Fakta bahwa si target tukang ngadu itu, adalah anak kesayangan Ayahnya sendiri. Yang artinya targetnya itu adalah adiknya.
"...sekedar mengingatkan hyung, aku ini juga laki-laki dan mempunyai tenaga sepertimu juga!"
Hal menyebalkan dan menjengkelkan lainya adalah, targetnya adalah laki-laki. Choi Youngjae.
--
Bunyi benturan sumpit dan mangkuk terdengar dari mini bar yang terletak di dapur appartemen megah milik Jaebum. Di atas bar tersebut terdapat beberapa makanan ringan, berat, minuman bersoda juga air mineral yang tinggal setengah-- dan tentu saja bungkus-bungkus makanan ringan itu berserakan dimana-mana.
Melihat kekacauan yang dibuat Youngjae. Jaebum meringgis dengan memasang wajah geram, seolah pemuda dihadapannya ini adalah tersangka pembunuhan.
Jaebum mendekati bar dimana sekarang Youngjae sedang sibuk dengan susu rasa strawbery miliknya yang kalau di ingat-ingat hanya tersisa satu di kulkas, dan satunya itu ada digenggaman Youngjae.
"Mengaku saja hyung. Kau menyukaiku, kan? Kalau masih ingin merahasiakan nya padaku, aku akan menginap disini!"
Youngjae tahu Jaebum tengah mengawasinya sekarang, karena atmosfer yang dia rasa setelah bermenit-menit mengacaukan dapur mulai mencekam.
Si rambut lurus hitam itu memasang wajah tenang. Setenang-tenangnya danau yang terlihat dangkal; sambil tangan mulai bergerak untuk membersihkan sisa-sisa kekacauan di atas mini barnya.
"Kenapa aku harus mengakuinya? Jika aku katakan yang sesungguhnya, kau tidak akan percaya juga!" Jaebum membalas sambil tangannya memungut sampah-sampah plastik itu. Harusnya dia tidak pergi ke supermarket dan mengisi kulkasnya hari ini. Andai saja dia mampu membaca situasi apa yang akan datang padanya, mungkin Jaebum bisa memprediksi kapan Youngjae akan menodong--bertanya fakta kalau Ia menyukai anak angkat Ayahnya itu.
Yah, Jaebum memang menyukai anak berhidung besar ini. Oh atau--dia mencintai pemuda yang seminggu lagi akan berulang tahun.
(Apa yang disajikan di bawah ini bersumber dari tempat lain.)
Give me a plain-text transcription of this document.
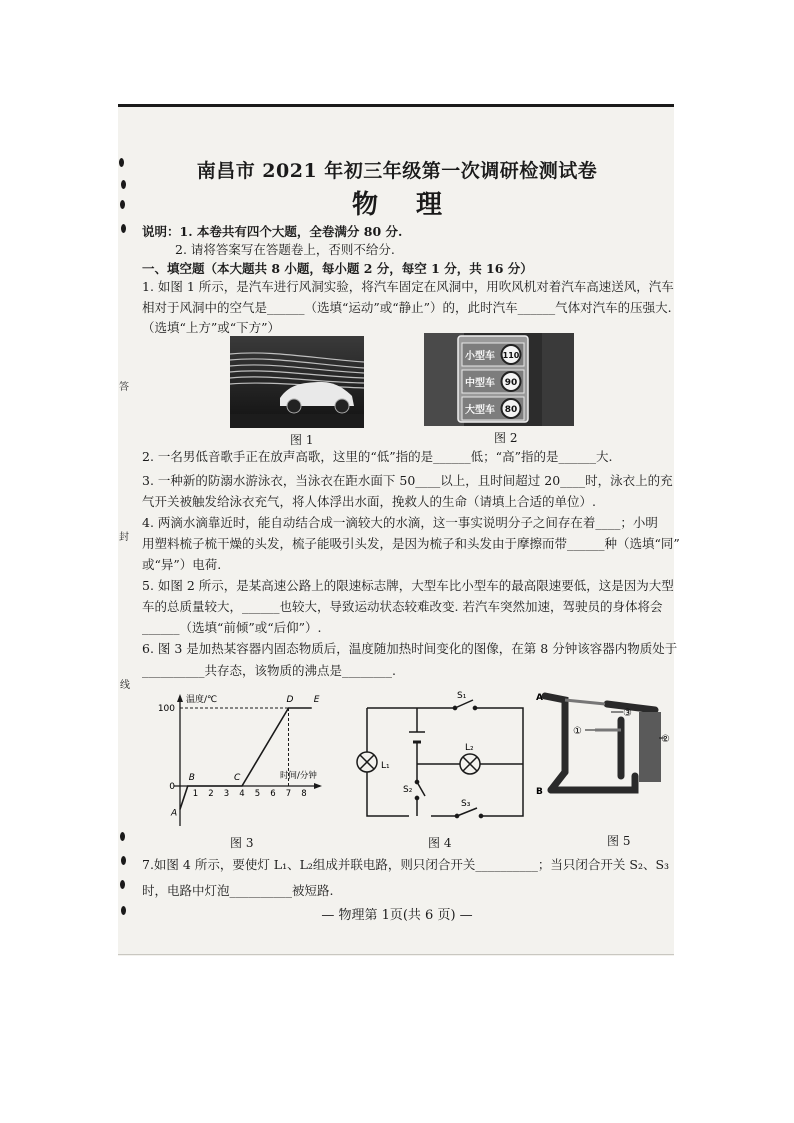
答
封
线
南昌市 2021 年初三年级第一次调研检测试卷
物理
说明：1. 本卷共有四个大题，全卷满分 80 分.
2. 请将答案写在答题卷上，否则不给分.
一、填空题（本大题共 8 小题，每小题 2 分，每空 1 分，共 16 分）
1. 如图 1 所示，是汽车进行风洞实验，将汽车固定在风洞中，用吹风机对着汽车高速送风，汽车
相对于风洞中的空气是______（选填“运动”或“静止”）的，此时汽车______气体对汽车的压强大.
（选填“上方”或“下方”）
图 1
小型车 110
中型车 90
大型车 80
图 2
2. 一名男低音歌手正在放声高歌，这里的“低”指的是______低；“高”指的是______大.
3. 一种新的防溺水游泳衣，当泳衣在距水面下 50____以上，且时间超过 20____时，泳衣上的充
气开关被触发给泳衣充气，将人体浮出水面，挽救人的生命（请填上合适的单位）.
4. 两滴水滴靠近时，能自动结合成一滴较大的水滴，这一事实说明分子之间存在着____；小明
用塑料梳子梳干燥的头发，梳子能吸引头发，是因为梳子和头发由于摩擦而带______种（选填“同”
或“异”）电荷.
5. 如图 2 所示，是某高速公路上的限速标志牌，大型车比小型车的最高限速要低，这是因为大型
车的总质量较大，______也较大，导致运动状态较难改变. 若汽车突然加速，驾驶员的身体将会
______（选填“前倾”或“后仰”）.
6. 图 3 是加热某容器内固态物质后，温度随加热时间变化的图像，在第 8 分钟该容器内物质处于
__________共存态，该物质的沸点是________.
温度/℃
时间/分钟
1 2 3 4 5 6 7 8
0
100
A
B	C
D E
图 3
S₁
S₂
S₃
L₁
L₂
图 4
A
B
①
②
③
图 5
7.如图 4 所示，要使灯 L₁、L₂组成并联电路，则只闭合开关__________；当只闭合开关 S₂、S₃
时，电路中灯泡__________被短路.
— 物理第 1页(共 6 页) —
Penyesalan akan apa yang terjadi hari ini, sepertinya mengalihkan semua perhatian Jaebum; sehingga dia tidak sadar kalau dia tidak mendapat balasan dari Jaebum--atau belum.
Dilihatnya si target yang memakai baju longgar hitam panjang plus kerah yang menutupi seluruh lehernya dan celana biru pudar sampai mata kaki, sehingga anak itu terlihat seperti kaya diusia muda padahal itu semua milik orang tuanya; ini terdiam dengan pandangan menunduk sebelum akhirnya membalas perkataan Jaebum dengan suara melengking.